>Trustless distributed consensus is expensive...
Consensus is actually very very cheap if its not done with PoW or similar consensus "tech".
Distribution isn't cheap because obviously 2 identical servers cost twice as much as one. But this comparison isn't actually applicable to real world use. A centralized system that wants to have high uptime and reliability does need multiple server too. Most centralized system do not reach the kind of reliability "blockchains" can have because from a cost-benefit point of view it just does not make sense. 99.999% uptime or about 5.5 minutes downtime per year is very expensive and very few public system come anywhere close to this.
>...there's a tradeoff where the cheaper you make it the easier it becomes to attack
That is actually a pseudo-math-security coming form the early days of Bitcoin.
Yes, if you double the number of nodes the system is arguably more secure (if the nodes are actually operated by different entities) and it costs twice as much to run BUT there is no point to endlessly increase the number of nodes. Less nodes but strategically placed around the world operated by different entities is way way more efficient and cost way less than the blind "more is better" approach.
Some quick back-of-the-envelope calculation:
1 node hardware + energy and maintenance cost per year $100k USD.
50 such severs distributed all over the world.
This system would therefore cost about 5 million per year.
Sounds like a lot but assume there are 1 million transactions per day that would mean 1 Tx cost only $0.0137.
Obviously more Tx/d would reduce the price per Tx because operation cost cost does not grow at the same rate.
Give $0.0137 USD to the operators for each Tx sound like a good idea but most system also give the operators the power to change that price, which is comically stupid.

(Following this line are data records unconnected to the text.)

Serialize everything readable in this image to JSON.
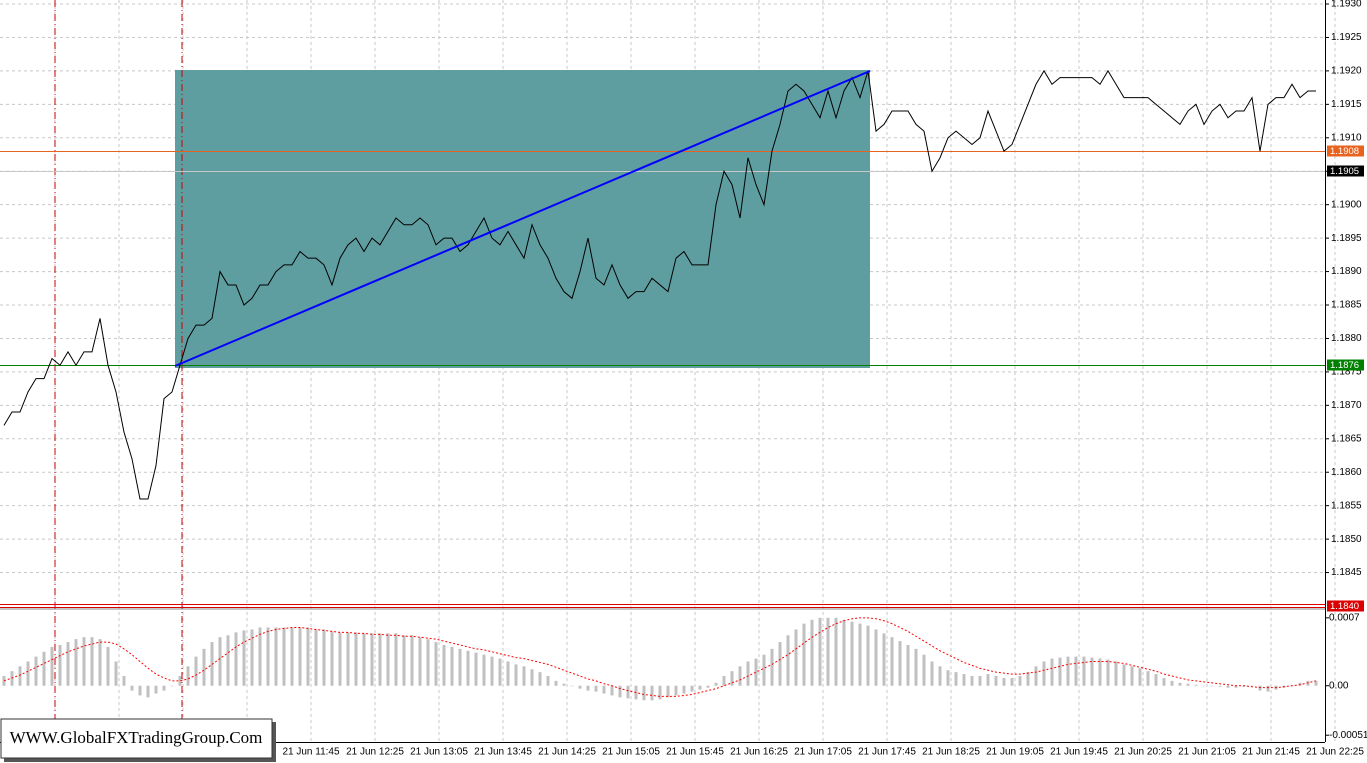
{
  "chart_data": {
    "type": "line",
    "categories": [
      null,
      null,
      null,
      null,
      null,
      null,
      null,
      null,
      null,
      null,
      null,
      null,
      null,
      null,
      null,
      null,
      null,
      null,
      null,
      null,
      null,
      null,
      null,
      null,
      null,
      null,
      null,
      null,
      null,
      null,
      null,
      null,
      null,
      null,
      null,
      "21 Jun 11:45",
      null,
      null,
      null,
      null,
      null,
      null,
      null,
      "21 Jun 12:25",
      null,
      null,
      null,
      null,
      null,
      null,
      null,
      "21 Jun 13:05",
      null,
      null,
      null,
      null,
      null,
      null,
      null,
      "21 Jun 13:45",
      null,
      null,
      null,
      null,
      null,
      null,
      null,
      "21 Jun 14:25",
      null,
      null,
      null,
      null,
      null,
      null,
      null,
      "21 Jun 15:05",
      null,
      null,
      null,
      null,
      null,
      null,
      null,
      "21 Jun 15:45",
      null,
      null,
      null,
      null,
      null,
      null,
      null,
      "21 Jun 16:25",
      null,
      null,
      null,
      null,
      null,
      null,
      null,
      "21 Jun 17:05",
      null,
      null,
      null,
      null,
      null,
      null,
      null,
      "21 Jun 17:45",
      null,
      null,
      null,
      null,
      null,
      null,
      null,
      "21 Jun 18:25",
      null,
      null,
      null,
      null,
      null,
      null,
      null,
      "21 Jun 19:05",
      null,
      null,
      null,
      null,
      null,
      null,
      null,
      "21 Jun 19:45",
      null,
      null,
      null,
      null,
      null,
      null,
      null,
      "21 Jun 20:25",
      null,
      null,
      null,
      null,
      null,
      null,
      null,
      "21 Jun 21:05",
      null,
      null,
      null,
      null,
      null,
      null,
      null,
      "21 Jun 21:45",
      null,
      null,
      null,
      null,
      null,
      null,
      null,
      "21 Jun 22:25",
      null
    ],
    "series": [
      {
        "color": "#000000",
        "values": [
          1.1867,
          1.1869,
          1.1869,
          1.1872,
          1.1874,
          1.1874,
          1.1877,
          1.1876,
          1.1878,
          1.1876,
          1.1878,
          1.1878,
          1.1883,
          1.1876,
          1.1872,
          1.1866,
          1.1862,
          1.1856,
          1.1856,
          1.1861,
          1.1871,
          1.1872,
          1.1876,
          1.188,
          1.1882,
          1.1882,
          1.1883,
          1.189,
          1.1888,
          1.1888,
          1.1885,
          1.1886,
          1.1888,
          1.1888,
          1.189,
          1.1891,
          1.1891,
          1.1893,
          1.1892,
          1.1892,
          1.1891,
          1.1888,
          1.1892,
          1.1894,
          1.1895,
          1.1893,
          1.1895,
          1.1894,
          1.1896,
          1.1898,
          1.1897,
          1.1897,
          1.1898,
          1.1897,
          1.1894,
          1.1895,
          1.1895,
          1.1893,
          1.1894,
          1.1896,
          1.1898,
          1.1895,
          1.1894,
          1.1896,
          1.1894,
          1.1892,
          1.1897,
          1.1894,
          1.1892,
          1.1889,
          1.1887,
          1.1886,
          1.189,
          1.1895,
          1.1889,
          1.1888,
          1.1891,
          1.1888,
          1.1886,
          1.1887,
          1.1887,
          1.1889,
          1.1888,
          1.1887,
          1.1892,
          1.1893,
          1.1891,
          1.1891,
          1.1891,
          1.19,
          1.1905,
          1.1903,
          1.1898,
          1.1907,
          1.1903,
          1.19,
          1.1908,
          1.1912,
          1.1917,
          1.1918,
          1.1917,
          1.1915,
          1.1913,
          1.1917,
          1.1913,
          1.1917,
          1.1919,
          1.1916,
          1.192,
          1.1911,
          1.1912,
          1.1914,
          1.1914,
          1.1914,
          1.1912,
          1.1911,
          1.1905,
          1.1907,
          1.191,
          1.1911,
          1.191,
          1.1909,
          1.191,
          1.1914,
          1.1911,
          1.1908,
          1.1909,
          1.1912,
          1.1915,
          1.1918,
          1.192,
          1.1918,
          1.1919,
          1.1919,
          1.1919,
          1.1919,
          1.1919,
          1.1918,
          1.192,
          1.1918,
          1.1916,
          1.1916,
          1.1916,
          1.1916,
          1.1915,
          1.1914,
          1.1913,
          1.1912,
          1.1914,
          1.1915,
          1.1912,
          1.1914,
          1.1915,
          1.1913,
          1.1914,
          1.1914,
          1.1916,
          1.1908,
          1.1915,
          1.1916,
          1.1916,
          1.1918,
          1.1916,
          1.1917,
          1.1917
        ]
      }
    ],
    "ylim": [
      1.184,
      1.19306
    ],
    "yticks": [
      {
        "value": 1.1845,
        "label": "1.1845"
      },
      {
        "value": 1.185,
        "label": "1.1850"
      },
      {
        "value": 1.1855,
        "label": "1.1855"
      },
      {
        "value": 1.186,
        "label": "1.1860"
      },
      {
        "value": 1.1865,
        "label": "1.1865"
      },
      {
        "value": 1.187,
        "label": "1.1870"
      },
      {
        "value": 1.1875,
        "label": "1.1875"
      },
      {
        "value": 1.188,
        "label": "1.1880"
      },
      {
        "value": 1.1885,
        "label": "1.1885"
      },
      {
        "value": 1.189,
        "label": "1.1890"
      },
      {
        "value": 1.1895,
        "label": "1.1895"
      },
      {
        "value": 1.19,
        "label": "1.1900"
      },
      {
        "value": 1.1905,
        "label": "1.1905"
      },
      {
        "value": 1.191,
        "label": "1.1910"
      },
      {
        "value": 1.1915,
        "label": "1.1915"
      },
      {
        "value": 1.192,
        "label": "1.1920"
      },
      {
        "value": 1.1925,
        "label": "1.1925"
      },
      {
        "value": 1.193,
        "label": "1.1930"
      }
    ],
    "grid": true,
    "levels": [
      {
        "value": 1.1908,
        "color": "#e8641e"
      },
      {
        "value": 1.1905,
        "color": "#c8c8c8",
        "label_color": "#000000"
      },
      {
        "value": 1.1876,
        "color": "#008000"
      },
      {
        "value": 1.184,
        "label": "1.1840",
        "color": "#dd0000"
      }
    ],
    "indicator": {
      "histogram": {
        "color": "#c0c0c0",
        "values": [
          0.0001,
          0.00015,
          0.0002,
          0.00025,
          0.0003,
          0.00035,
          0.0004,
          0.00042,
          0.00045,
          0.00048,
          0.0005,
          0.0005,
          0.00048,
          0.0004,
          0.00025,
          0.0001,
          -5e-05,
          -0.0001,
          -0.00012,
          -8e-05,
          -5e-05,
          0,
          0.0001,
          0.0002,
          0.0003,
          0.00038,
          0.00045,
          0.0005,
          0.00052,
          0.00055,
          0.00057,
          0.00058,
          0.0006,
          0.0006,
          0.0006,
          0.0006,
          0.0006,
          0.0006,
          0.0006,
          0.00058,
          0.00058,
          0.00056,
          0.00055,
          0.00055,
          0.00055,
          0.00054,
          0.00054,
          0.00054,
          0.00054,
          0.00054,
          0.00052,
          0.00052,
          0.0005,
          0.00048,
          0.00045,
          0.00042,
          0.0004,
          0.00038,
          0.00036,
          0.00034,
          0.00032,
          0.0003,
          0.00028,
          0.00025,
          0.00022,
          0.0002,
          0.00017,
          0.00014,
          0.0001,
          5e-05,
          2e-05,
          0,
          -3e-05,
          -5e-05,
          -6e-05,
          -8e-05,
          -0.0001,
          -0.00012,
          -0.00013,
          -0.00014,
          -0.00015,
          -0.00015,
          -0.00014,
          -0.00012,
          -0.0001,
          -8e-05,
          -6e-05,
          -4e-05,
          -2e-05,
          3e-05,
          0.0001,
          0.00015,
          0.0002,
          0.00025,
          0.00028,
          0.00032,
          0.00038,
          0.00045,
          0.00052,
          0.00058,
          0.00064,
          0.00068,
          0.0007,
          0.0007,
          0.0007,
          0.00068,
          0.00066,
          0.00064,
          0.00062,
          0.00058,
          0.00054,
          0.0005,
          0.00046,
          0.00042,
          0.00038,
          0.00032,
          0.00025,
          0.0002,
          0.00016,
          0.00014,
          0.00012,
          0.0001,
          0.0001,
          0.00012,
          0.0001,
          8e-05,
          8e-05,
          0.0001,
          0.00014,
          0.0002,
          0.00025,
          0.00028,
          0.00029,
          0.0003,
          0.0003,
          0.0003,
          0.00029,
          0.00028,
          0.00027,
          0.00025,
          0.00022,
          0.0002,
          0.00018,
          0.00015,
          0.00012,
          8e-05,
          5e-05,
          3e-05,
          2e-05,
          1e-05,
          0,
          0,
          -1e-05,
          -2e-05,
          -2e-05,
          -1e-05,
          0,
          -5e-05,
          -6e-05,
          -4e-05,
          -2e-05,
          0,
          3e-05,
          5e-05,
          5e-05
        ]
      },
      "signal": {
        "color": "#ff0000",
        "values": [
          5e-05,
          8e-05,
          0.00011,
          0.00015,
          0.00019,
          0.00023,
          0.00027,
          0.00031,
          0.00035,
          0.00038,
          0.00041,
          0.00043,
          0.00045,
          0.00045,
          0.00043,
          0.00038,
          0.00032,
          0.00025,
          0.00018,
          0.00012,
          8e-05,
          5e-05,
          5e-05,
          7e-05,
          0.00011,
          0.00016,
          0.00022,
          0.00028,
          0.00034,
          0.0004,
          0.00045,
          0.00049,
          0.00053,
          0.00056,
          0.00058,
          0.00059,
          0.0006,
          0.0006,
          0.00059,
          0.00058,
          0.00057,
          0.00056,
          0.00055,
          0.00055,
          0.00054,
          0.00054,
          0.00053,
          0.00053,
          0.00052,
          0.00052,
          0.00051,
          0.00051,
          0.0005,
          0.00049,
          0.00048,
          0.00046,
          0.00044,
          0.00042,
          0.0004,
          0.00038,
          0.00037,
          0.00035,
          0.00033,
          0.00031,
          0.00029,
          0.00028,
          0.00026,
          0.00024,
          0.00022,
          0.00019,
          0.00016,
          0.00013,
          0.0001,
          7e-05,
          5e-05,
          2e-05,
          0,
          -3e-05,
          -5e-05,
          -7e-05,
          -9e-05,
          -0.0001,
          -0.00011,
          -0.00011,
          -0.00011,
          -0.0001,
          -9e-05,
          -7e-05,
          -5e-05,
          -3e-05,
          0,
          3e-05,
          6e-05,
          0.0001,
          0.00014,
          0.00018,
          0.00022,
          0.00027,
          0.00032,
          0.00038,
          0.00044,
          0.0005,
          0.00055,
          0.0006,
          0.00064,
          0.00067,
          0.00069,
          0.0007,
          0.0007,
          0.00069,
          0.00067,
          0.00064,
          0.0006,
          0.00056,
          0.00051,
          0.00046,
          0.00041,
          0.00036,
          0.00032,
          0.00028,
          0.00024,
          0.00021,
          0.00018,
          0.00016,
          0.00014,
          0.00013,
          0.00012,
          0.00012,
          0.00013,
          0.00014,
          0.00016,
          0.00018,
          0.0002,
          0.00022,
          0.00023,
          0.00024,
          0.00025,
          0.00025,
          0.00025,
          0.00024,
          0.00023,
          0.00021,
          0.00019,
          0.00017,
          0.00015,
          0.00012,
          0.0001,
          8e-05,
          6e-05,
          5e-05,
          4e-05,
          3e-05,
          2e-05,
          1e-05,
          0,
          0,
          -1e-05,
          -2e-05,
          -2e-05,
          -2e-05,
          -1e-05,
          0,
          1e-05,
          3e-05,
          5e-05
        ]
      },
      "ylim": [
        -0.00058,
        0.00076
      ],
      "yticks": [
        {
          "value": -0.00051,
          "label": "-0.00051"
        },
        {
          "value": 0,
          "label": "0.00"
        },
        0.0007
      ]
    },
    "watermark": "WWW.GlobalFXTradingGroup.Com"
  }
}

The reason Tx fees on some blockchains are order of magnitudes higher, is because of bad design, completely pointless levels of redundancy, and most importantly because the operators do make huge profits.
Its only logical that they would double the fee if that reduced the number of Tx by less than 50%. They dont care if you cant use the system anymore because the fees are too high for you they only care about the sum of all fees.
Imagine HN but every comment would cost money and the operator would want to make the maximum profit possible.
You could plot the average number of comment at a given cost and find the price that leads to the maximum profit.
One thing is for sure, comments would not be cheap.